The sounds she makes as we move together are very specifically hers, particular and real, and I listen to all of them with the full attention I give to data that matters, which is the only category of data I have any genuine interest in. She is precise about what she wants, which I appreciate deeply, she does not require me to estimate, she tells me, with her hands and occasionally in words, with the calm specificity of someonewho has done a full needs assessment and is presenting her requirements clearly.

At one point she says, directly into my ear, "you are extremely good at this for someone who spent three hours practicing small talk in a mirror," and the laugh that comes out of me is real and unguarded and she grins against my shoulder and the intimacy of it, the specific warmth of being laughed with rather than at, adds an additional layer to something that is already operating well above my projected parameters.

I am thorough. I am an actuary. Thoroughness is not a professional trait that ceases to apply in personal contexts.

She is also thorough, which I respect enormously.

Afterward, she lies in the curve of my arm, which is the only practical position available given the scale, and my arm is essentially the width of her torso, and she has pulled the blanket up and is doing the soft, settling breathing of someone who has moved rapidly through satisfaction into the early stages of sleep, and I stay very still so as not to disturb the process. Outside, the rain has quieted to a steady low percussion against the windows. The city makes its nighttime sounds, muffled and distant.

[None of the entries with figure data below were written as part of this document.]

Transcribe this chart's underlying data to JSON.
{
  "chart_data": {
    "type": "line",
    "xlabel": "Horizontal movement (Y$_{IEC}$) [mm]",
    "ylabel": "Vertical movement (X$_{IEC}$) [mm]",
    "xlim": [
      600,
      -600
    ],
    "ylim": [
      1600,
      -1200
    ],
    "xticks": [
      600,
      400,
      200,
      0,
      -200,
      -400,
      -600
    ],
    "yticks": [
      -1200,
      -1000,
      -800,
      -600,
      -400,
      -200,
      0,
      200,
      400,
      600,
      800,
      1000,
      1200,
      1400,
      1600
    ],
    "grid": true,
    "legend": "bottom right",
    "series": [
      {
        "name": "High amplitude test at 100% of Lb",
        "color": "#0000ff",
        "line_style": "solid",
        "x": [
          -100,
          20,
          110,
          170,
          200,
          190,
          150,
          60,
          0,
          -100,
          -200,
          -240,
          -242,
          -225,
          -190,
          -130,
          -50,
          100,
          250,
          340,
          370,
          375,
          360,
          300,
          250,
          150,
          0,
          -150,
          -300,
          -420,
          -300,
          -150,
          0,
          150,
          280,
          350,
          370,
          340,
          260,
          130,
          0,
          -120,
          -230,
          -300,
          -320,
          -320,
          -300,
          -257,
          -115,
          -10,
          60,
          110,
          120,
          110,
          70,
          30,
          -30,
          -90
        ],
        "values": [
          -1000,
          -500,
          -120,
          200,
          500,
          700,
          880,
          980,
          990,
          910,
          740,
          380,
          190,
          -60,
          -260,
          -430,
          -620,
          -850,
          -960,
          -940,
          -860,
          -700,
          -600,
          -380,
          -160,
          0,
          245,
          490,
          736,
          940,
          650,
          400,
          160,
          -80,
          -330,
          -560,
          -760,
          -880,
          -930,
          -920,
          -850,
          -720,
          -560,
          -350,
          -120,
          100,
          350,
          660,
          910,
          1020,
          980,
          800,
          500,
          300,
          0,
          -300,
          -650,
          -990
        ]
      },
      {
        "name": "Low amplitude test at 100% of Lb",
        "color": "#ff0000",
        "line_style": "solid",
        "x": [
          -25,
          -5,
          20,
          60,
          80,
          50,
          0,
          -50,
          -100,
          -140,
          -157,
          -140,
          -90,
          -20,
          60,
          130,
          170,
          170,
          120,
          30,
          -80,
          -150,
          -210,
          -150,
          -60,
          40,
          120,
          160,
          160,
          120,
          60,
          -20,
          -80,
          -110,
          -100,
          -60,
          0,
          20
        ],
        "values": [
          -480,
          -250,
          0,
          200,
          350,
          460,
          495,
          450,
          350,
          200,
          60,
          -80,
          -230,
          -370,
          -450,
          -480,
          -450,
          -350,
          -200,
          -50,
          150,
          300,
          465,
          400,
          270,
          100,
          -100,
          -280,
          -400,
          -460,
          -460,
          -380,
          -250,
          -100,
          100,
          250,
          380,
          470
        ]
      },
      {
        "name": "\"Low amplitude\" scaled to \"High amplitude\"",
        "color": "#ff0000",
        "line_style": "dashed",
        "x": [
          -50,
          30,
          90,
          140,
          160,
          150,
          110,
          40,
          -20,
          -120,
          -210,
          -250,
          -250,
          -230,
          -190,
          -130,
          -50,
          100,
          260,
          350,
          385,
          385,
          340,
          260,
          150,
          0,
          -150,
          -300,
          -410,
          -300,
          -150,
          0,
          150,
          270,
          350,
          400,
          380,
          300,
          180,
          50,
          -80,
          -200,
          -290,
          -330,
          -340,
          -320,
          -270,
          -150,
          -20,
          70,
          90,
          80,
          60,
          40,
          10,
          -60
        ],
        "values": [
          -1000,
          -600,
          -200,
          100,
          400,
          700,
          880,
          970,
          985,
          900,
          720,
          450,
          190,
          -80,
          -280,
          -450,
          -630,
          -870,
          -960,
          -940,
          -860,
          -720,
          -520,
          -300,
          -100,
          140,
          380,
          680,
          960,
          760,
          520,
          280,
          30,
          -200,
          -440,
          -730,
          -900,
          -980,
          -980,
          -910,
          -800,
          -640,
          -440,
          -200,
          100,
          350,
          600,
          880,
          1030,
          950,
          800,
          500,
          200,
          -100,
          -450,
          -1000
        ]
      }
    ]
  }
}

I look at the ceiling of my own apartment, which is at the correct height, which has never required me to duck, and the familiarity of it is different with her here. The room is different with her in it. Every room I have ever occupied has been organised around the project of making myself fit, of reducing my footprint, of calculating the minimum space I need to take up to avoid alarming anyone. This room, at least, has always been correctly sized. I built it that way precisely so I could have one room where the calculation didn't apply.